Allah -’Azza wa Jalla- berfirman:

وَمَنْ يَقْتُلْ مُؤْمِنًا مُتَعَمِّدًا فَجَزَاؤُهُ جَهَنَّمُ خَالِدًا فِيهَا وَغَضِبَ اللَّهُ عَلَيْهِ وَلَعَنَهُ وَأَعَدَّ لَهُ عَذَابًا عَظِيمًا

“Dan barang siapa yang membunuh seorang mu’min dengan sengaja, maka balasannya ialah Jahannam, kekal di dalamnya dan Allah murka kepadanya dan mengutuknya, serta menyediakan siksaan yang besar baginya” .
(QS. An-Nisa`: 93)

Seorang mufassir, Syaikh Abdur Rahman bin Nashir As-Sa’diy -rahimahullah- berkata dalam menafisrkan ayat ini, “Tidak ada ancaman yang lebih besar dalam semua jenis dosa besar, bahkan tidak pula semisalnya dibandingkan ancaman ini, yaitu pengabaran bahwa balasan orang yang membunuh adalah Jahannam. Maksudnya, cukuplah dosa yang besar ini saja untuk dibalasi pelakunya dengan Jahannam, beserta siksaan yang besar di dalamnya, kerugian yang hina, murkanya Al-Jabbar (Allah), luputnya keberuntungan, dan terjadinya kegagalan, dan kerugian. Kami berlindung kepada Allah dari segala sebab yang menjauhkan dari rahmat-Nya”.
[Lihat Taisir Al-Karim Ar-Rahman (hal. 193-194)]

Televisi juga mempropagandakan gaya hidup mewah dan bebas di tengah dunia nyata. Akibatnya, semakin banyak orang yang hidup tanpa arah yang jelas; mencuri, merampok, korupsi dan lain-lain.
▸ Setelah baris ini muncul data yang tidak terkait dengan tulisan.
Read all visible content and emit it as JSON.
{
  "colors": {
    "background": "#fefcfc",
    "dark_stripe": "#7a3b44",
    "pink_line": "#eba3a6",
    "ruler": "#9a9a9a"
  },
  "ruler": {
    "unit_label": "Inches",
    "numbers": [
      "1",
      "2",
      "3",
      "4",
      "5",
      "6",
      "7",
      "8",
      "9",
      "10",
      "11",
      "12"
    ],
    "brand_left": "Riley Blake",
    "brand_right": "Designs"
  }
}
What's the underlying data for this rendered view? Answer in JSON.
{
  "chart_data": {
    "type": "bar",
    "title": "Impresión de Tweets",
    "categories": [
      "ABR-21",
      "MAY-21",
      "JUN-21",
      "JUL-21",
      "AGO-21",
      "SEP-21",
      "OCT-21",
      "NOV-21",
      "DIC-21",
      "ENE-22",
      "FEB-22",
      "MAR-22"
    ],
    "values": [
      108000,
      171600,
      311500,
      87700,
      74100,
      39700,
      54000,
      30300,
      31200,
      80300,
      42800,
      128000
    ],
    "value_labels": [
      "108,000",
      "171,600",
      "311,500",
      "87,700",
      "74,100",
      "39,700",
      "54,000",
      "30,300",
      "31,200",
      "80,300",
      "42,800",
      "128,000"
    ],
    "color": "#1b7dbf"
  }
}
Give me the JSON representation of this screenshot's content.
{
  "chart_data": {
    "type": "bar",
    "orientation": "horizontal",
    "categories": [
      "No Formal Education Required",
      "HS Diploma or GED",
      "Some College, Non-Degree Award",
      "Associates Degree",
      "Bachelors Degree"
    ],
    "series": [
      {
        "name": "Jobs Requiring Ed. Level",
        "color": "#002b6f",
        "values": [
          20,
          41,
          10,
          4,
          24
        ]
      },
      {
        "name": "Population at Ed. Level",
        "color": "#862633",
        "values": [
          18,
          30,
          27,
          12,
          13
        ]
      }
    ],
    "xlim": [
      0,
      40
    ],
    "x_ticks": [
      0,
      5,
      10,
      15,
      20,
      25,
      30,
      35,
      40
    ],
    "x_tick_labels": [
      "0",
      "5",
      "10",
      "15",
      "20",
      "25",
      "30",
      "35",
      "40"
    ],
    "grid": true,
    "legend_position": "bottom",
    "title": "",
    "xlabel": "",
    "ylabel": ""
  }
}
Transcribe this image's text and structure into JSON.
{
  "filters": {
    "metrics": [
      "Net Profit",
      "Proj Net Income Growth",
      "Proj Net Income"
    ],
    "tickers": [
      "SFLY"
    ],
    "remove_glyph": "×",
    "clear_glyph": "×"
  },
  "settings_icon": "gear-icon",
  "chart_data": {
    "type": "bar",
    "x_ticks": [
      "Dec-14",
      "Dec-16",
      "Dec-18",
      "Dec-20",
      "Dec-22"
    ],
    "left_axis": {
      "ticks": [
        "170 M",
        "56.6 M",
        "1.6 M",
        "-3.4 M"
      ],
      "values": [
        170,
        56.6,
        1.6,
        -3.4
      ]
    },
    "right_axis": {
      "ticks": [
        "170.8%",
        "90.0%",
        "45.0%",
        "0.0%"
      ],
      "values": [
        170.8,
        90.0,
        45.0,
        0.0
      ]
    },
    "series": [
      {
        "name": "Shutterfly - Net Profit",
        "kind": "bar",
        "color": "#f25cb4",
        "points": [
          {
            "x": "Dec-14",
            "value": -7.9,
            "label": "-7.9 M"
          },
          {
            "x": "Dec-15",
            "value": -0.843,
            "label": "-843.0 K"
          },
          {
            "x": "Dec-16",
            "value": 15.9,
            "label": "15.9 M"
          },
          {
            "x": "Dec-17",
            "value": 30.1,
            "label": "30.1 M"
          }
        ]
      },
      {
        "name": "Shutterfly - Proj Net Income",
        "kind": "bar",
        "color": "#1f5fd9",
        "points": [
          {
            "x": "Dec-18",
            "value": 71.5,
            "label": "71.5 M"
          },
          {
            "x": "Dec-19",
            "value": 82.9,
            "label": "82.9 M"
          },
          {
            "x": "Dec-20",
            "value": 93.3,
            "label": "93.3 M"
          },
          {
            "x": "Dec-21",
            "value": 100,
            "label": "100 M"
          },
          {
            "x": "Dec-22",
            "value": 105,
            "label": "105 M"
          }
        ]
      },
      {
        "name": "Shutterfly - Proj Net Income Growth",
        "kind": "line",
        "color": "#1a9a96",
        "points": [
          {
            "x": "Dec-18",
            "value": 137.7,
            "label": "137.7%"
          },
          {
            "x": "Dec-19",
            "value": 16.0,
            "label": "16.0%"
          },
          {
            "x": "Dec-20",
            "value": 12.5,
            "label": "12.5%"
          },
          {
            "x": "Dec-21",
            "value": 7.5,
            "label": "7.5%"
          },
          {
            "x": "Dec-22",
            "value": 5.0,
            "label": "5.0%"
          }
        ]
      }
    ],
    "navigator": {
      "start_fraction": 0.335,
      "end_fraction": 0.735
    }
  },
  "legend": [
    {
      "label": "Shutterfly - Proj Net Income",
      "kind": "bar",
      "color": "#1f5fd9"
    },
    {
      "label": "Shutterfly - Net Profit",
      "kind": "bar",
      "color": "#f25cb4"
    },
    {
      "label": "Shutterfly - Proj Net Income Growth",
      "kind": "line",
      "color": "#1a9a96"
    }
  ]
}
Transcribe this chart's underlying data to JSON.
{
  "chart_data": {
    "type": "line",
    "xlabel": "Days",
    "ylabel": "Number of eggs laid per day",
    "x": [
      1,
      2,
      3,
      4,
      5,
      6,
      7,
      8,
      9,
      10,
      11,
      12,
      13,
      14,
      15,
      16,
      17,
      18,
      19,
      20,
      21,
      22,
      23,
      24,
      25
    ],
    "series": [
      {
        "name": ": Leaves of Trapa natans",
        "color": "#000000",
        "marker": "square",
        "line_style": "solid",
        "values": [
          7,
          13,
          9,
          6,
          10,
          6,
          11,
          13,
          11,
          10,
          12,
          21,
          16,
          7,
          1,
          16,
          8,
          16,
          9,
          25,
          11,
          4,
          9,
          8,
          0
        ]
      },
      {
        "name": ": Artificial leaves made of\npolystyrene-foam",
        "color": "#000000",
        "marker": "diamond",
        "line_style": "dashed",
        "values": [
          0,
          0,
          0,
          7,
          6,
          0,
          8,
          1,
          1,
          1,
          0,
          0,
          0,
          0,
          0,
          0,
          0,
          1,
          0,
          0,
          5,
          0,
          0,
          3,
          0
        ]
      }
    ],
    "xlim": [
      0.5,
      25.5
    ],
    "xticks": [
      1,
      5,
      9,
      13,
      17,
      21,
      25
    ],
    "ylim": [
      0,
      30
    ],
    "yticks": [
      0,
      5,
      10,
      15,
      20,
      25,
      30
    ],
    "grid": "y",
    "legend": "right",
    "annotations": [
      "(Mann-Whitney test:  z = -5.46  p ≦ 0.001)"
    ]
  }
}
Guru Besar telah melatih para penjahat tentang seni terbaru dalam mencuri, menjarah, membuka kunci dan menghapus jejak kejahatan. Jika kita memperhatikan masa lalu, maka kita akan mendapati bahwasanya kejahatan dahulu itu sangat sederhana, sehingga dalam waktu singkat, para petugas mampu menangkap penjahat tersebut. Namun, kini para penjahat telah mempelajari dan mengetahui berbagai cara dan modus kejahatan terbaru. Mereka berguru dari film-film action dan selainnya, yang diajarkan oleh Guru Besar.

Oleh karena itu, betapa seringnya kita mendengar terjadinya penjarahan rumah-rumah, pencurian mobil, pengedaran obat terlarang, penculikan gadis-gadis, perkosaan, pembunuhan dan lain sebagainya. Semua berhasil dengan sempurna berkat strategi yang jitu sehingga mampu melemahkan petugas. Dari mana mereka belajar semua itu? di universitas manakah mereka belajar? siapa yang mengajarkan semua itu kepada mereka? Tentunya dari Guru Besar alias TV.

Televisi dan Keretakan Rumah Tangga

Televisi adalah faktor utama tersebarnya problem perceraian dan kegagalan ramah tangga. Televisi telah mengajarkan para wanita untuk berbuat durhaka kepada suaminya. Waktunya lebih banyak dihabiskan di depan TV untuk menunggu sinetron-sinetron favoritnya, kabar-kabar para selebriti, film-film India dan telenovela kesayangannya. Sehingga banyak tugas dan kewajibannya yang dilalaikan sebagai seorang istri, seperti melayani dan memperhatikan suami serta anak-anaknya .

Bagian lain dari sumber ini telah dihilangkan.